The problem here is that there is no plan. None! Trump's own staff admits he just made up the "fire and fury" line off the top of his head at a damn golf course where he was supposed to be talking about the opioid crisis. If there was any reasoned change of policy toward North Korea, Trump told no one in his own administration ahead of time.
In so doing, Trump blundered into a blindingly obvious foreign policy trap: He threatened devastating action without any realistic way to back up those threats. As every expert with two foreign policy bones to rub together has already written this week, there is no available military action against North Korea that isn't a terrible option.

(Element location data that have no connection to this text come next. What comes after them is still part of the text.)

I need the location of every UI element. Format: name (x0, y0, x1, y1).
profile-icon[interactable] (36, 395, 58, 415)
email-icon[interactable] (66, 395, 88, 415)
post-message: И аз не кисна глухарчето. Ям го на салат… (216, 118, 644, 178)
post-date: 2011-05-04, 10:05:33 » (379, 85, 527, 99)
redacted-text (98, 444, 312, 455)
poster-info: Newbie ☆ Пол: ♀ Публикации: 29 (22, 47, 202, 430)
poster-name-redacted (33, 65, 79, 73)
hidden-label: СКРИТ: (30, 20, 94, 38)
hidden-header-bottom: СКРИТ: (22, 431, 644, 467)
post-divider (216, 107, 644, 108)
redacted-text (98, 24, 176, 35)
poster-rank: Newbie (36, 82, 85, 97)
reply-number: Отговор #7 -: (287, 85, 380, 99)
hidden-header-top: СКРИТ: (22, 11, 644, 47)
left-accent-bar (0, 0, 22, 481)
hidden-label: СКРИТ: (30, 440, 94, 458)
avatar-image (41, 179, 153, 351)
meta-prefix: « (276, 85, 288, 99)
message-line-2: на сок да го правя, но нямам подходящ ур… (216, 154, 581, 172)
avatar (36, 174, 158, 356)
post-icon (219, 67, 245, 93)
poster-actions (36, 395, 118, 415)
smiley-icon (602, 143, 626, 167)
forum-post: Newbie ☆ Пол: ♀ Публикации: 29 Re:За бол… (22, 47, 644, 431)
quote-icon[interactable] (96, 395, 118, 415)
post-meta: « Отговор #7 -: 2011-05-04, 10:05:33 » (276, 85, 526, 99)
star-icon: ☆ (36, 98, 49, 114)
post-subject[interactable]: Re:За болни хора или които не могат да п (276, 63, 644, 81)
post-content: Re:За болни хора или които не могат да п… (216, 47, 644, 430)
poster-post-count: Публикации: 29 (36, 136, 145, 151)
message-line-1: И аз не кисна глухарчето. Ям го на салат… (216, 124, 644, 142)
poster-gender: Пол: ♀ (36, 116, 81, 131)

So now Marco Rubio deserves to answer the same questions Trump has been avoiding. Is Rubio really OK with starting a war that would almost certainly kill more than a million people in the Korean peninsula? Is Rubio willing to strike first with a nuclear weapon? Is he willing to start the biggest ground conflict since the end of World War II?
Because if the answer to any of those questions is "nah," then Trump's tough-guy talk is the worst kind of B.S. — an empty threat that will only embolden North Korea to act even more brazenly in the future.
There are no good options to deal with Kim Jong Un. Sanctions have failed. Diplomacy has gone bust. But if the terrible cost of a devastating military campaign is really the only option for the global community, at least you could maybe take a couple of minutes to think those costs out before spouting off on Twitter about "fire and fury?"
Marco Rubio is enabling Trump to take the most dangerous risk this nation has ever seen. Let's hope he knows what the hell he's doing.